Starring: Tony Curtis, Jack Lemmon, Natalie Wood, Peter Falk, and Keenan Wynn
Director: Blake Edwards
Rating: Ten of Ten Stars
In 1908, The Great Leslie (Curtis), a famed daredevil who all men want to be and who all women want, proposes a race from New York to Paris to celebrate the glory of the automobile and the power of the American automotive companies. The race gets strange and crazy when Leslie's nemesis--rival daredevil Professor Fate (Lemmon) and his sidekick Max (Falk)--decide the circum-global race is the perfect opportunity to show that he's the superior man--and cigarillo-smoking suffergette Maggie DuBois (Wood) decides the race is the perfect chance to prove a liberated woman is the equal of any man.
"The Great Race" is a spectacular spoof of movies like "Around the World in 80 Days" and a fantastic homage to the style of comedy seen in the silent movies and early talkies. Jack Lemmon and Peter Falk are great as the bumbling, highly sympathetic villains of the piece, Natalie Wood is hilarious (not to mention drop-dead gorgeous) as the ever-scheming pig-headed Maggie DuBois, and Tony Curtis stands as the brave and so-virtious-dirt-never-sticks-to-his-all-white-clothing-and-so-sauve-his-car-never-runs-out-of-chilled-champagne romantic hero Leslie at the center of the crazy antics of the film's antagonists. (There's a pie fight that breaks out in the movie's second half, and Leslie wanders through the mayhem and never gets so much as a fleck of whip cream on him!)

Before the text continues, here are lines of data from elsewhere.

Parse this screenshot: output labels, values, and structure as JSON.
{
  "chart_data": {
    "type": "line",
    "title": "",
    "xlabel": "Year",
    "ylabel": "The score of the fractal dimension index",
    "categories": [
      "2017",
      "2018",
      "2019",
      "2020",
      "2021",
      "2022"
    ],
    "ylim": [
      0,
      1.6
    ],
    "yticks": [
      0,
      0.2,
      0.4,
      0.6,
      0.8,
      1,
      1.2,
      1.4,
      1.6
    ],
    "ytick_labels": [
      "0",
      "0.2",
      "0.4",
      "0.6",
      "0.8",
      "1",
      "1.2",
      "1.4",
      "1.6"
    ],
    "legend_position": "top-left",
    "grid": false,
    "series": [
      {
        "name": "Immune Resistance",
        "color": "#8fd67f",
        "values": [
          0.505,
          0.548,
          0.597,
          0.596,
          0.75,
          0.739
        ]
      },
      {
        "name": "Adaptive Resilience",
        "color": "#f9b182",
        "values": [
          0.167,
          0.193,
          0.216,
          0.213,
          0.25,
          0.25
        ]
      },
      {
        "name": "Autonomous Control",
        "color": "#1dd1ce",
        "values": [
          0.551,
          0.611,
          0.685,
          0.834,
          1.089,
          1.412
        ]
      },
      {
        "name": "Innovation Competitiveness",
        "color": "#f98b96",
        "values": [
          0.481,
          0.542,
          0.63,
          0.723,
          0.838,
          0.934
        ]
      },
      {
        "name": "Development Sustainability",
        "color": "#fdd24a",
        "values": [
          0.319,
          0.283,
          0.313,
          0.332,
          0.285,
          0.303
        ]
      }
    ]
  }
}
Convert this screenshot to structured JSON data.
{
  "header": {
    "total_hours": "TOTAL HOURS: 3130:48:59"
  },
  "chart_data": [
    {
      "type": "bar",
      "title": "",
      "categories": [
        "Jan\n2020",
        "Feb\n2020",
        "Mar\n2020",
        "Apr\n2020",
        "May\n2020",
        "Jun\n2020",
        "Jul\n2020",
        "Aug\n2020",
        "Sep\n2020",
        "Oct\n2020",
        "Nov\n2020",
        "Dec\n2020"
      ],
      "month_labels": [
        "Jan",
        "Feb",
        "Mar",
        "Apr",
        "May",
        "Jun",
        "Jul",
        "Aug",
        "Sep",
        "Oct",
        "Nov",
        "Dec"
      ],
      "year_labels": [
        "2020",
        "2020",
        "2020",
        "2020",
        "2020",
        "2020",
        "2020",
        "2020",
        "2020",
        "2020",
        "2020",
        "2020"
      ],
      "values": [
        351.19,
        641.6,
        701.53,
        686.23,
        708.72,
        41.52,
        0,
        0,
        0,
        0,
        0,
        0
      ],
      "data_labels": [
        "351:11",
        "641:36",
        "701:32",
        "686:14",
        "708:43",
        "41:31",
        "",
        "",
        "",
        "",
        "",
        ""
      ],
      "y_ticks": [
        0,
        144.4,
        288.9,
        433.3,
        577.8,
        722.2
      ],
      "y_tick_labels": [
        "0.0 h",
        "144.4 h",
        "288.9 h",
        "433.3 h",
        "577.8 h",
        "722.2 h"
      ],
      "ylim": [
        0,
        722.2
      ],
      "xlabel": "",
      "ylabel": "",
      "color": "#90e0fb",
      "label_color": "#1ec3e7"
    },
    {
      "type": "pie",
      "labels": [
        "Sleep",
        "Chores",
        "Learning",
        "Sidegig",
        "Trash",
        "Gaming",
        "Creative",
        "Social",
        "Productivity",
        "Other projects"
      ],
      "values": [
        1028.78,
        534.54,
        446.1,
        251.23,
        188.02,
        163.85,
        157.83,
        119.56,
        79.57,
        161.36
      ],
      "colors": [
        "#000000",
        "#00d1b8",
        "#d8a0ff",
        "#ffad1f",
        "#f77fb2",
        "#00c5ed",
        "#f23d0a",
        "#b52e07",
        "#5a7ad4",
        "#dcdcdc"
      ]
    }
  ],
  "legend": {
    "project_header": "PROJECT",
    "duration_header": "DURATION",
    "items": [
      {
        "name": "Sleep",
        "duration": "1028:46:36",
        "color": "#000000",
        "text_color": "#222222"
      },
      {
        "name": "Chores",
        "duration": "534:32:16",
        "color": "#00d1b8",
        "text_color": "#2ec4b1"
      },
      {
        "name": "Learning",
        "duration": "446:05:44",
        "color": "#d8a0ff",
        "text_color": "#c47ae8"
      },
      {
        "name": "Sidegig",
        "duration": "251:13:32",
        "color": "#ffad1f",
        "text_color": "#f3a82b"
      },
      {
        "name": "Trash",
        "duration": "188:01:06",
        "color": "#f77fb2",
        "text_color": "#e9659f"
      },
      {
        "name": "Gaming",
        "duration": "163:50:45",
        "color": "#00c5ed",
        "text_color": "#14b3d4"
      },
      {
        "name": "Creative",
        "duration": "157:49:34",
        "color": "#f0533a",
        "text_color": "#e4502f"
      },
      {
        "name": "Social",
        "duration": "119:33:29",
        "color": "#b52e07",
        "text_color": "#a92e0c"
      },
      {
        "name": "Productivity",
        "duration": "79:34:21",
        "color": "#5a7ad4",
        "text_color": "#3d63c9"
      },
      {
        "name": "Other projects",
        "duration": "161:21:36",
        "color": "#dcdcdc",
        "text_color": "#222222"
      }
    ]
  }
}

From beginning to end, this is a good-natured film, filled with likable and even lovable characters. Although Professor Fate and Max are constantly trying to sabotage Leslie's stunts, are trying to win the race through all sorts of underhanded tricks, everything seems to be in good fun. (Well, not from Professor Fate's point of view, but the audience can't resent him, because nothing ever goes right for him... and he's obviously so insecure that if he wasn't so funny we'd be feeling sorry for him.)
Another source of this movie's charm is that it contains virtually all the standards of the classic movie comedies from the 1920s and into the 1930s, as well as many of the standards of the "steampunk" movie genre that flourished briefly in the 1960s (which included such flicks as "Around the World in 80 Days", "At the Earth's Core", and "First Men on the Moon") in the form of the flying bicycle, submarine, and bizarre automobile that Professor Fate and Max travel around on.
The film also spoofs classic meldodramas, via the upstanding Leslie and the dastardly Professor Fate and by including a hilarious "Prisoner of Zenda" take-off where Professor Fate is roped into posing as the Crown Prince of Potzdorf by evil Prussians because of the uncanny likeness he shares with the dimwitted drunkard. We're treated to a swordfight as Leslie once again has to save the day, and one of the most hilarious displays of American patriotism on screen ever filmed. (Even while typing this, I find myself chuckling at recollection of Natalie Wood and Keenan Wynn breaking into "God Bless America" while imprisoned in the Potzdorf dungeon.)
Every scene in this film, and every actor performing, displays perfect comedic timing. There isn't a gag that doesn't come off perfectly, there isn't a scene that runs overlong, and there isn't a moment wasted in the film. Jack Lemmon and Peter Falk make a great team in their Laurel & Hardy-inspired roles, and Natalie Wood is funnier and more gorgeous than she ever was in any other movie she made. Tony Curtis has the thankless job of being the straight man, but he is perfect as the dashing hero.
I've seen the 160-minute running time mentioned as being too long, but to me it seemed just right--and I generally think that a movie shouldn't run more than 100 minutes. Perhaps the criticism of the film as being to long comes from the way we watch it today; when it was shown in theaters, there was an intermission just before the film launches into the Potzdorf segment. As fate would have it, my viewing of the film was interrupted almost at that same exact moment, so I got the "intermission experience", and I therefore didn't get restless. Still, at the rate the gags were coming--and as funny as Jack Lemmon was playing the dual role of Professor Fate and Prince Hapnick, I still doubt I would have felt the film was too long. Everything and everyone is perfect in this movie.
Blake Edward's REAL "Ten" isn't the movie he made by that title, but rather "The Great Race". It's a must-see for lovers of classic movies and great comedies.